Romans 5:1-5, The Path to Hope
Therefore, since we are justified by faith, we have peace with God through our Lord Jesus Christ, through whom we have obtained access to this grace in which we stand; and we boast in our hope of sharing the glory of God. And not only that, but we also boast in our sufferings, knowing that suffering produces endurance, and endurance produces character, and character produces hope, and hope does not disappoint us, because God’s love has been poured into our hearts through the Holy Spirit that has been given to us.

Isaiah 40:3-5, The Way to Make the Path
A voice cries out: “In the wilderness prepare the way of the Lord, make straight in the desert a highway for our God. Every valley shall be lifted up, and every mountain and hill shall be made low; the uneven ground shall become level, and the rough places a plain. Then the glory of the Lord shall be revealed, and all people shall see it together, for the mouth of the Lord has spoken.”

Shall, by Lisa Degrenia
The time is now, for you have called, O God
The place is now, for you have spoken

Yes, it is a wilderness, a desert even
So dry, so rough, so uneven
Yes, the gap is so very wide between the high and the low

But, you have called
You have spoken
Not an if or when or maybe
Not even a try

You have spoken shall

Every valley shall be lifted
Every mountain shall be made low
The uneven shall be made level
The rough shall be made smooth

So we will persevere in this wilderness of preparing
We will not forge a path or blaze a trail but make a highway
A highway for your coming
For your glory, O God shall be revealed in this place
And all shall see it
All shall see it together

Book Recommendation: Canoeing The Mountains: Christian Leadership in Uncharted Territory by Tod Bolsinger


  • Commissioned by President Thomas Jefferson in 1804 to find the Northwest Passage
  • Purpose: Commerce
    • Finding the route believed to connect the Missouri River with the Pacific would make commerce possible across the continent and the riches of Asia that lay beyond.
  • Purpose: Control
    • Whichever nation found the Norwest Passage first, and then controlled it, would control the destiny of the continent.

What they thought would happen:

  • Travel the Missouri River to its source
  • Over the next hill, they would find another river. They could then calmly coast to the Pacific Ocean because that’s the way the river would be flowing
  • What they found was the Rocky Mountains, mountains like they’d never seen. So high, so long, so steep. They were unprepared. Everything they had been told was absolutely wrong.

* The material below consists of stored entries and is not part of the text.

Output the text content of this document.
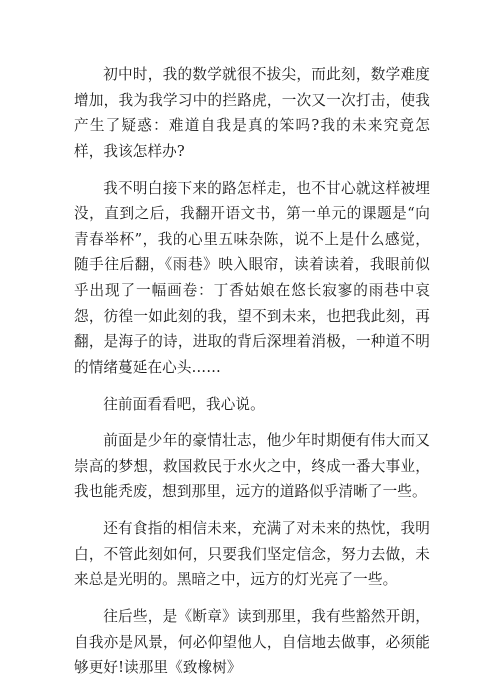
初中时，我的数学就很不拔尖，而此刻，数学难度增加，我为我学习中的拦路虎，一次又一次打击，使我产生了疑惑：难道自我是真的笨吗?我的未来究竟怎样，我该怎样办?

我不明白接下来的路怎样走，也不甘心就这样被埋没，直到之后，我翻开语文书，第一单元的课题是“向青春举杯”，我的心里五味杂陈，说不上是什么感觉，随手往后翻，《雨巷》映入眼帘，读着读着，我眼前似乎出现了一幅画卷：丁香姑娘在悠长寂寥的雨巷中哀怨，彷徨一如此刻的我，望不到未来，也把我此刻，再翻，是海子的诗，进取的背后深埋着消极，一种道不明的情绪蔓延在心头……

往前面看看吧，我心说。

前面是少年的豪情壮志，他少年时期便有伟大而又崇高的梦想，救国救民于水火之中，终成一番大事业，我也能秃废，想到那里，远方的道路似乎清晰了一些。

还有食指的相信未来，充满了对未来的热忱，我明白，不管此刻如何，只要我们坚定信念，努力去做，未来总是光明的。黑暗之中，远方的灯光亮了一些。

往后些，是《断章》读到那里，我有些豁然开朗，自我亦是风景，何必仰望他人，自信地去做事，必须能够更好!读那里《致橡树》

Lewis and Clark List of Hardships 

  • ANIMALS: Plagued by Mosquitoes and Small Pesky Flies. Encounters with Grizzly Bears
  • MISSOURI RIVER: Fighting against strong currents and shifting sandbars. Dangerous hazards caused by navigating rapids and obstacles in the water
    • Exhaustion from the daily grind of moving the heavy keelboat up the Missouri River that involved arduous rowing, pulling the keelboat through shallows using a rope from onshore (called cordelling) or pushing the heavy boat with long poles (poling)
      • The boats were not canoes but a keelboat (55 feet long, 22 oars at its sides, and a cannon mounted in the bow)
    • The Great Falls proved to be a difficult challenge. The men had to bypass the falls which involved carrying their canoes, supplies, and equipment all by hand for over 1 month
  • THE ROCKY MOUNTAINS: Later in the journey it was necessary to abandon travel by water and physically carry the boats. This process called portaging, proved to be very draining and extremely time
    • Traveling over harsh, tough terrain
    • The harrowing journey on the rough Lolo trail through the Bitterroot Mountains
  • WEATHER: Enduring extreme weather conditions such as intense, blistering heat, the bitter cold, blizzards, hailstorms, snow, and continuous rain
    • In the winter months, it was often difficult to find food
  • NATIVES: Confrontations with hostile Natives and Natives who were invaluable to their survival and success. (Sacagawea)
  • LENGTH OF THE TRIP: The outward journey and the return journey home covered over 7000 miles. May 14, 1804, to September 23, 1806 – two years, four months and ten days
    • As the journey progressed illnesses became an increasing problem
    • Hard to find supplies along the way

Their journey was nothing like what they expected. Everything they had been told was wrong. They were unprepared.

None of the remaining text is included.